[64] Charles Fleetwood threw Drury Lane into confusion both behind and before the scenes, by his unpunctual payment of salaries, and by attempting to introduce pantomimes against the wishes of the old play-goers. This led to noisy scenes in 1744, in one of which Horace Walpole stigmatised Fleetwood as “an impudent rascal” from his box, and was embarrassed by the enthusiastic approval of the audience.
[65] The exact site of the famous Footsteps is not easily determined. Dr. Rimbault (Notes and Queries, February 2, 1850) says that it was reputed to be “at the extreme termination of the north-east end of Upper Montague Street.” It is placed a little farther west by Robert Hill, the water-colour painter, who stated in a letter, quoted by Mr. Wheatley in his London: “I well remember the Brothers’ Footsteps. They were near a bank that divided two of the fields between Montague House and the New Road, and their situation must have been, if my recollection serves me, what is now Torrington Square.” Smith says the Footsteps were “on the site of Mr. Martin’s chapel, or nearly so.” Mr. John Martin, the Baptist minister, had the chapel in Keppel Street. It still exists. This brings the Footsteps a few yards south, but Smith’s indefiniteness must be taken into account. That these markings were visible as late as 1800 is proved by the following entry in the Commonplace Book of Joseph Moser: “June 16th, 1800. Went into the fields at the back of Montague House, and there saw, for the last time, the Forty Footsteps: the building materials are there to cover them from the sight of man.” The feeling with which these curious marks were regarded by educated people may be judged by a letter quoted in the Gentleman’s Magazine of December 1804, in which the writer expresses his conviction that “the Almighty has ordered it as a standing monument of his great displeasure of the horrid sin of duelling,” an opinion in which the poet Southey concurred. In 1828, Miss Jane Porter published her novel, The Field of the Forty Footsteps.

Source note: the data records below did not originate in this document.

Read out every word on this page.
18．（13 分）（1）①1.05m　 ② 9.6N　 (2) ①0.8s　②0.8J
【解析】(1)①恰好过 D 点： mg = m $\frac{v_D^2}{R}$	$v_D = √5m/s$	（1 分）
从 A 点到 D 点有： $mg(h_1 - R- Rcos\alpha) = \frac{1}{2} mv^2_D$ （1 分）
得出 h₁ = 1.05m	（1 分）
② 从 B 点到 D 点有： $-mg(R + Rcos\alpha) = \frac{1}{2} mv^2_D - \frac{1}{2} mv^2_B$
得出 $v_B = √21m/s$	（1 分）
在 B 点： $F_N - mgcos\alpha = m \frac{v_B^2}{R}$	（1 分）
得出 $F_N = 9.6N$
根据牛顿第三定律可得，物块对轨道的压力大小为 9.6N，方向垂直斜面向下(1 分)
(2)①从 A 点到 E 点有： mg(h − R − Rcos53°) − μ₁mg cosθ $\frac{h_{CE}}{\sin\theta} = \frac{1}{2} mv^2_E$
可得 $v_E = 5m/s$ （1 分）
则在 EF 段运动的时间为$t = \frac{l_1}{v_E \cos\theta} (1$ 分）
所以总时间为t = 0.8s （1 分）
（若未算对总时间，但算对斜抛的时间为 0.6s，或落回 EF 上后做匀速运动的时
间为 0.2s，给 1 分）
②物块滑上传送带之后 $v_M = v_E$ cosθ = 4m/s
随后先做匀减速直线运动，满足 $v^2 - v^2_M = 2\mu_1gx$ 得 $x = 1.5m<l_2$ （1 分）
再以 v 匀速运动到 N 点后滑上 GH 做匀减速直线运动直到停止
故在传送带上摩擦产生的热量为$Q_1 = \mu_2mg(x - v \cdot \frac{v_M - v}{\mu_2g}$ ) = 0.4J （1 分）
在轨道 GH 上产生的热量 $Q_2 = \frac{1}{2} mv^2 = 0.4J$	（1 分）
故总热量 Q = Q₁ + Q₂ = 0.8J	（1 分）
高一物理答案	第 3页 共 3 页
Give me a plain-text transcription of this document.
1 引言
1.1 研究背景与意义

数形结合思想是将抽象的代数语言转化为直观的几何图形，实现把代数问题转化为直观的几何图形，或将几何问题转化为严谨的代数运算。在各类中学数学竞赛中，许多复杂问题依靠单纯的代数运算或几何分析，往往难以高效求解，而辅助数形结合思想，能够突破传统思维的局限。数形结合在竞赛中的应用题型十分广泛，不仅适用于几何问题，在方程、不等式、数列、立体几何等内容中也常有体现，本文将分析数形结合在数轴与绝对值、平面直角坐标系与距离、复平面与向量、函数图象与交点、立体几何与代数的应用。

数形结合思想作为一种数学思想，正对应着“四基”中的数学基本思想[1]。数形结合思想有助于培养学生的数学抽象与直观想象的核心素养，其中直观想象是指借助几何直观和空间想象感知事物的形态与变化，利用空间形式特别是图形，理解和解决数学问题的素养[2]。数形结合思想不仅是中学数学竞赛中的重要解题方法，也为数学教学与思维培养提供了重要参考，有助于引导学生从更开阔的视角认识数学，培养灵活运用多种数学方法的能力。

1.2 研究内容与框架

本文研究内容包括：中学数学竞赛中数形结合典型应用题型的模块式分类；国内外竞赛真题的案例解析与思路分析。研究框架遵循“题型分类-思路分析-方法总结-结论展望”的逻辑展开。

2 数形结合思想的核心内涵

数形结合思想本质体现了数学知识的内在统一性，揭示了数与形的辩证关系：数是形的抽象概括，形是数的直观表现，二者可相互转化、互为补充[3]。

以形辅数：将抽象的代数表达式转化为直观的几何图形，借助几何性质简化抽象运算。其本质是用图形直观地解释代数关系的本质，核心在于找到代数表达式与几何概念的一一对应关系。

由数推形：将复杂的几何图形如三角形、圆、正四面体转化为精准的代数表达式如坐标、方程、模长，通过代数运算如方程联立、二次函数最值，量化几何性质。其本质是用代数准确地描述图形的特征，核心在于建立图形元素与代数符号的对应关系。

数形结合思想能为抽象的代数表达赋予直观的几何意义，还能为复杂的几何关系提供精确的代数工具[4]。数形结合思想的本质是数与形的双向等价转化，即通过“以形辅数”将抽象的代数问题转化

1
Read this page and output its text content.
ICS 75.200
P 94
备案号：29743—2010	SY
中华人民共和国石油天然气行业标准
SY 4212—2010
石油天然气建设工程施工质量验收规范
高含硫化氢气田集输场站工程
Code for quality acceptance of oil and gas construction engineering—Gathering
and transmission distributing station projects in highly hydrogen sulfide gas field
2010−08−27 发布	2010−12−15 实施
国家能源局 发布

[66] Nearly a hundred years later, a similar superstition survived in London, and is thus noted by Brand in his Popular Antiquities: “In the Morning Post, Monday, May 2nd, 1791, it was mentioned ‘that yesterday, being the first of May, according to annual and superstitious custom, a number of persons went into the fields and bathed their faces with the dew on the grass, under the idea that it would render them beautiful.’”
[67] The occasion was a dinner at Tom Davies’s in 1762. “Boswell: Does not Gray’s poetry, sir, tower above the common mark? Johnson: Yes, sir; but we must attend to the difference between what men in general cannot do if they would, and what every man may do if he would. Sixteen-string Jack towered above the common mark.” Dr. William Bell, whom Rann robbed, was Rector of Christ Church, London, 1780-99, and treasurer of St. Paul’s Cathedral.
[68] Probably a mistake. These nosegays were given to condemned criminals on their way to Tyburn by the St. Sepulchre authorities. Rann was one of the last to receive the gift.
[69] Saunders Welch, the father of Mrs. Nollekens, was educated in Aylesbury workhouse, and for many years was a grocer in Museum Street, then Queen Street. He succeeded Fielding as a Justice of the Peace for Westminster. Smith says in his Nollekens that he met many people who recollected seeing him as High Constable of Westminster, “dressed in black, with a large, nine-storey George the Second’s wig highly powdered, with long flowing curls over his shoulder, a high three-cornered hat, and his black baton tipped with silver at either end, riding on a white horse to Tyburn with the malefactors.” A long and warm friendship existed between Saunders Welch and Dr. Johnson. “Johnson, who had an eager and unceasing curiosity to know human life in all its variety, told me that he attended Mr. Welch in his office for a whole winter, to hear the examinations of the culprits” (Boswell).
[70] To-day, High Street, Marylebone, is perhaps the most perfect High Street left in London. Neither from its north end in Marylebone Road nor from Oxford Street does it receive heavy traffic; its shops exist for the fine streets and squares around it, and it offers them the best of most things, from a tender chicken to a county history.
[71] “In the year 1741, the old church in which Hogarth has introduced his “Rake at the Altar with the Old Maid” was taken down, and the present one built on its site; so that the writers who have stated that the scene took place in the present edifice must acknowledge their error, if they will take the trouble to refer to Hogarth’s fifth plate of the Rake’s Progress, where they will find its publication to have taken place June 25, 1735.”—S.
[72] Probably Christopher Norton, of the St. Martin’s Lane Academy.
[73] Tradition reports that from Elizabeth it came to the Forsyths, and thence to the Duke of Portland. In his Marylebone and St. Pancras, Mr. Clinch writes: “In the year 1703 a large school was established here by Mr. De la Place. That gentleman’s daughter married the Rev. John Fountayne, Rector of North Sidmouth, in Wiltshire, and the latter succeeded Mr. De la Place in the school. The school is said to have obtained a considerable reputation among the nobility and gentry, whose sons there received an educational training previously to their removal to the universities.”